Park’s show, “Of Our Own,” now on view at the Various Small Fires gallery in Tustin, explores the textures of Korean American immigrant life through colorful but quiet still-life paintings pulling images from her own childhood. But Park says the works are more than nostalgic. They’re pointed meditations on survival at a time when immigrant communities once again find themselves under siege.
“I was finishing the show while the raids were happening,” Park said in an interview. “It just kind of doubled down on the reason I chose to share these stories.”
Her parents, immigrants from South Korea, raised Park in Cerritos after first arriving in Koreatown. Like many Korean American children of the 1980s and ‘90s, Park spent weekends at swap meets, served as an interpreter before she could even spell the word and carried the burden of bicultural navigation early on.
Her memories — of flea market stalls, junk drawers and family hustle — form the scaffolding of the exhibit and current events its backdrop. The recent raids, which have targeted immigrant-heavy workplaces including swap meets, small garment shops and restaurants, have sent fear rippling through communities.
For many Koreans, Park said, watching Latino workers — now essential to their businesses — being detained is retraumatizing. The chaos and turmoil familiar to a community still haunted by the 1992 riots in Los Angeles, which significantly impacted Koreatown.
“This fear is familiar,” she said. “It’s not just economic. It’s deeply emotional. I think about what it felt like for our parents, to have left everything behind, to get here and build something, and then to watch it collapse in an instant.”
In “Korean Daily,” one of the show’s standout works, Park renders a Koreatown sidewalk where a cobalt-blue laundry cart sits beside a newsstand displaying The Korea Daily in Hangul, the Korean alphabet. The objects may be mundane, but for Park, they’re loaded.
“They’re monuments,” she said. “Little monuments to how we survived here.”

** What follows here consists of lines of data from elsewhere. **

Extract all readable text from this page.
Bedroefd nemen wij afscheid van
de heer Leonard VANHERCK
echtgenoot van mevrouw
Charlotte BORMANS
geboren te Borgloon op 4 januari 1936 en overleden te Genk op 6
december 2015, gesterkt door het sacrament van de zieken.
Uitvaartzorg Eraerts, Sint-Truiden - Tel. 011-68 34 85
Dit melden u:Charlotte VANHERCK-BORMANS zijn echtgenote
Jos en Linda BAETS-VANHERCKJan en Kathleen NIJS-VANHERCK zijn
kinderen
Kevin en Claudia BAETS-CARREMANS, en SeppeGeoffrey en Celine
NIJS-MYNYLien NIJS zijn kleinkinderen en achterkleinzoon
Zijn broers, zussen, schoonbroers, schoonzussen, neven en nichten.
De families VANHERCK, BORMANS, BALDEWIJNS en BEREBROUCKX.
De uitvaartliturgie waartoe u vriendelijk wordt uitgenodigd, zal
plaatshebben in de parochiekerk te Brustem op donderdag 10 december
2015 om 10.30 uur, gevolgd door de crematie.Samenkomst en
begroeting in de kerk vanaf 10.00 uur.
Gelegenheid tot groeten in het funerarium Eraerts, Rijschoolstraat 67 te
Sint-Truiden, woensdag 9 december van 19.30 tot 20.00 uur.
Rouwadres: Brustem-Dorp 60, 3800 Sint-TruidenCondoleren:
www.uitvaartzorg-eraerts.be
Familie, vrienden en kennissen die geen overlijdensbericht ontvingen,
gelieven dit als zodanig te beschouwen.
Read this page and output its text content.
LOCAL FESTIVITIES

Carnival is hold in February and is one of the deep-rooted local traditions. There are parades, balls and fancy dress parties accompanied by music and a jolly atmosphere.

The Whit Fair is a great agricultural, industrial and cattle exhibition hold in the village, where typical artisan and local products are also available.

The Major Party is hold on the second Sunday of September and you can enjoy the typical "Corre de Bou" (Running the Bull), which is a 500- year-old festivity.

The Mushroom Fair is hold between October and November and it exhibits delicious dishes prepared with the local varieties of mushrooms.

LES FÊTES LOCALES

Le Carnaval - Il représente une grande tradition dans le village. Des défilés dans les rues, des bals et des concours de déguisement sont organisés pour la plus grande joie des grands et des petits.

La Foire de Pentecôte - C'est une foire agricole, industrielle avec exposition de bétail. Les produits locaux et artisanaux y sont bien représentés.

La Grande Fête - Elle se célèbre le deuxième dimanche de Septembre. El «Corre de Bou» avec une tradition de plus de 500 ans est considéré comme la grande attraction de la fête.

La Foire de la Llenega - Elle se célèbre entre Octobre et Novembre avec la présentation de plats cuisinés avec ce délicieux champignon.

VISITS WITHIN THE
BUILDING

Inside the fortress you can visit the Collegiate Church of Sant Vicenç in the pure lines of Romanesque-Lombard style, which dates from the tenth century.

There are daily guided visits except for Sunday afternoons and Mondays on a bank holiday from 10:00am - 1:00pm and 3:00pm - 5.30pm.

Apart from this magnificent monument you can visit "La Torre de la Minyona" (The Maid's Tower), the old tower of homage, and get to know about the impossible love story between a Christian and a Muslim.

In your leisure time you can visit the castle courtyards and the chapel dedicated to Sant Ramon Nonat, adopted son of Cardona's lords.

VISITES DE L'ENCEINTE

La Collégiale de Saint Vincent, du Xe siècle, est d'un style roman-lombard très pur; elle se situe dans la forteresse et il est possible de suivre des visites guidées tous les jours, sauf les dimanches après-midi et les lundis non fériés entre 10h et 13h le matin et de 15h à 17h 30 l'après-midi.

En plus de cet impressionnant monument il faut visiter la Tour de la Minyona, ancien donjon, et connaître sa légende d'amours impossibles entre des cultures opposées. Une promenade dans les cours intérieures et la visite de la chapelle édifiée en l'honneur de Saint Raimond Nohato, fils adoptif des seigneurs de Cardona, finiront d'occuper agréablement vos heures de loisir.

That survival, she said, depended — and still depends — on community. Swap meets weren’t just businesses; they were ecosystems. Places where Korean vendors sold to Mexican and Central American families. Places where immigrants didn’t need to speak fluent English to find what they needed.
Park’s own father ran the Compton Fashion Center swap meet, a once-bustling Korean-owned market housed in a former Sears building. In “Go Swan,” she paints plastic planters shaped like swans — the kind her dad used — alongside a beer can and a lit cigarette, a nod to long workdays and quick breaks.
Her mother, Park said, still wonders why her daughter would bother painting these “ugly” things.
Because they’re simply “a part of our story,” Park said.
As ICE raids show no sign of stopping, immigrant communities in neighborhoods such as Koreatown — a densely packed district of Los Angeles where Korean and Latino residents live, work and rely on each other — are experiencing what some local leaders have called a “second Sa-i-gu,” a Korean American reference to the 1992 unrest. That year, Korean-owned stores were looted and burned and some Koreans famously took to their rooftops with firearms to defend their shops, birthing the “Rooftop Koreans” meme now revived by some right-wing figures online, including Donald Trump Jr.
Park bristles at the memeification of that trauma.
“The protests now are completely different. Comparing them to the LA riots is just laughable,” she said. “And disrespectful.”
Through her art, Park said she wants people to understand that many of the same anxieties, about being unprotected, unheard and unseen, persist today.
“The biggest thing is empathy,” Park added. “I hope people see a little bit of themselves through my family’s story.”